How to Prep a Mix for Mastering
Preparing a Mix for Mastering
You’ve finally finished that mix that has caused many sleepless nights. The snare doesn’t sound like sh*t, the bass slaps, and the vocals cut through with the clarity of an angel. It’s now ready to be sent off to mastering, but how should you send it? Should you remove master buss processing? How much headroom should you leave? These are perfectly valid questions, and are best discussed with the mastering engineer of your choice, as many will ask different things. I’ll discuss what I want from a mix and what I request of anyone that hires me.
The mix. At the end of the day I want what you believe is the absolute best mix you can get. If that means you have eq and compression on your master buss, so be it. I like to work with open communication when possible. If a mix engineer is unsure which is better, sending a version with and without master buss processing is a perfectly valid. The one thing I generally ask is no limiting on the master buss unless its for some creative purpose. The reason for this is that limiting is a destructive process and better results will be had with a file that has not had information removed. This brings us to our next point… Headroom. You have all heard this internet myth of leaving anywhere from -3db to -6db of headroom. Here is why this is not only not necessary, but potentially deceiving. Leaving headroom is great, and what most mean by this is “give me a mix that isn’t clipping”. This circles back around to the use of a limiter as well. If you remove the limiter on the master buss, your mix may now clip. The easist solution is to place a gain plugin last and simply turn down the mix until it doesn’t clip anymore. This will preserve the entirety of the transients in the mix without clipping or the use of limiting. The amount of headroom in this instance is completely irrelevant. Whether it’s -3db, or -8db, the important thing is that the mix isn’t clipping. Leaving “headroom” does not mean lowering the ceiling on your limiter to -3.0db.
Samples, Format and Bit. The next step is to figure out what bit depth, format and sample rate should you export at and I always ask for the original sample rate of the project and a minimum of 24 bit depth minimum (32 or 64 bit preferable). I want the original sample rate so I can be in control of the down sampling and choose the type of SRC (sample rate conversion) filters to employ for optimum sonic results. Most DAWs these days are operating at 32 bit sample rates minimum, and receiving a mix at the original bit depth means dithering does not have to be applied. Having a mix that was already dithered is not the end of the world (far from it), but having to dither as few times as possible would be preferable as every step of dithering adds a very small amount of noise to the mix.

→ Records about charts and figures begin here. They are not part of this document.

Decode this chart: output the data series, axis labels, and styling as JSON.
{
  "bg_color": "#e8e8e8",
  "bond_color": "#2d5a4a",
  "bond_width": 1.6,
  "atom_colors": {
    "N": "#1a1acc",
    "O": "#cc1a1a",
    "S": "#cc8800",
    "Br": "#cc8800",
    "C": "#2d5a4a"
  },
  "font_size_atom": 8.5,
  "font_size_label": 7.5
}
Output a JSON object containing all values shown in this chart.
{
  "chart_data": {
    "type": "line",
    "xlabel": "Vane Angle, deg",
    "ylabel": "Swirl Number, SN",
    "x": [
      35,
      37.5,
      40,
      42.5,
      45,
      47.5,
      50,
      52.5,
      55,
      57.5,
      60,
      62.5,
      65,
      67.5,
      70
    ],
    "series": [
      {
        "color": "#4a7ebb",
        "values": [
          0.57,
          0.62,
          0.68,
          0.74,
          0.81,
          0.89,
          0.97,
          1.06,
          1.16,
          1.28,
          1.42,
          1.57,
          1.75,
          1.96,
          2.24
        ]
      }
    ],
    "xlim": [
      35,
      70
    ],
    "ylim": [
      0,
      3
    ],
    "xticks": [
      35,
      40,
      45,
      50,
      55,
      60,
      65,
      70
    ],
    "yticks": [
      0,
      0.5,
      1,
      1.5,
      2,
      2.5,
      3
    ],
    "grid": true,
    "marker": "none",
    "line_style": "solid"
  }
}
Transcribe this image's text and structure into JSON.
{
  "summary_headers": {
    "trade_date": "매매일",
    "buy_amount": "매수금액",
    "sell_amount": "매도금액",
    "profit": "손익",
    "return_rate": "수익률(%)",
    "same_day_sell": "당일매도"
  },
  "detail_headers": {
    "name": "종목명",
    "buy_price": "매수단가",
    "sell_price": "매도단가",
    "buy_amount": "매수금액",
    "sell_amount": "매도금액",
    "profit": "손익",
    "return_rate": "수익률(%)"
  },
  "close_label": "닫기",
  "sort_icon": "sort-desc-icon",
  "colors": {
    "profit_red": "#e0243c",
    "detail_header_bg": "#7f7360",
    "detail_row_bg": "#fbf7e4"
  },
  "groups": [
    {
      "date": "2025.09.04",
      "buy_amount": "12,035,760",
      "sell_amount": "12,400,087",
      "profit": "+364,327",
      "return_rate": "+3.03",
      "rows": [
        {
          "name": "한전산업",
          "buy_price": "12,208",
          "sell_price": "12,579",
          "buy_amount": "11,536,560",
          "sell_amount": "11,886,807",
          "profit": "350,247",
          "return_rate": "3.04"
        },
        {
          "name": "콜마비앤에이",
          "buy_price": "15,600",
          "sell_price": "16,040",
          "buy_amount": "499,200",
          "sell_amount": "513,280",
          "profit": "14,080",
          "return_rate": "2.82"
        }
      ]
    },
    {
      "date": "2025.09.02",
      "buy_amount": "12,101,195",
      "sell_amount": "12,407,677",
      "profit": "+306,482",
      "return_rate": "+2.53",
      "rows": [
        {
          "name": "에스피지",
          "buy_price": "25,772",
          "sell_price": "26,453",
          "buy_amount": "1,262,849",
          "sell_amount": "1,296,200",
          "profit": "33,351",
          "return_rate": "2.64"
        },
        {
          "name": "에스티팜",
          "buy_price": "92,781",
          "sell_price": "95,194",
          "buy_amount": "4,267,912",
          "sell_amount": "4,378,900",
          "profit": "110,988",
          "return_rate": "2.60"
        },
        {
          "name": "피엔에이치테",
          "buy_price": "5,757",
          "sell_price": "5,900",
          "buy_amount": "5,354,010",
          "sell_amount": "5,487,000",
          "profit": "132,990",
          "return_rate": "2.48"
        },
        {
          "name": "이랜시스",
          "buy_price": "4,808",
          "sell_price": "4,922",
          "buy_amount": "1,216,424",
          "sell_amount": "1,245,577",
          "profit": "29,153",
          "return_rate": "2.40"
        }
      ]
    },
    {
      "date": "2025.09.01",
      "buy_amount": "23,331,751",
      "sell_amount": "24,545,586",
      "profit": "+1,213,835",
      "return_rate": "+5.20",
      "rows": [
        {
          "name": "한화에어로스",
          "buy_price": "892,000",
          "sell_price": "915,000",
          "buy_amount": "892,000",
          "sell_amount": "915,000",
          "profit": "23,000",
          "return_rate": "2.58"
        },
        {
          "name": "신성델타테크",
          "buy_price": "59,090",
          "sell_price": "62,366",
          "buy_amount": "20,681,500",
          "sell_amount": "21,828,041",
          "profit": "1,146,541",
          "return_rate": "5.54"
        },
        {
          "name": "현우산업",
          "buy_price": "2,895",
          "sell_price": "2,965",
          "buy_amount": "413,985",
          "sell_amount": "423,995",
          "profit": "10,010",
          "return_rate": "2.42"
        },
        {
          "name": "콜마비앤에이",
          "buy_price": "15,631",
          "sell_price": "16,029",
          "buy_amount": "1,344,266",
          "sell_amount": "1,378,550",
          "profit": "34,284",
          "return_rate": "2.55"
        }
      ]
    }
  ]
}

The preferred format to deliver a mix for mastering would be a lossless file such as WAV, FLAC, or AIFF. Most engineer will probably just ask for a WAV file to make this less confusing and aside from storage size, there are not really any benefits to using one over the other. Lossy formats, such as MP3, have dumped file information such as high end content in order to compress and make the file smaller, make it unsuitable for mastering (save for extreme cases where a lossless file doesn't exist). It should be noted changing a file more a lossy MP3, to a lossless WAV, does not restore the lost information even though the file has changed. This is especially important for individuals using instrumental tracks they may have purchased and a good reason to always get the best quality file(s) you can. As you can now see, it’s not a difficult feat prepping a mix for mastering. If a particular engineer is asking for magical numbers to deliver a mix to in terms of headroom this should be a cautionary flag to you as all of us have gain and trim plugins in our DAWs of choice and can tweak this to our own specifications. At the end of the day, supplying an unclipped file without a limiter, in its original sample and bit rate is really all there should be.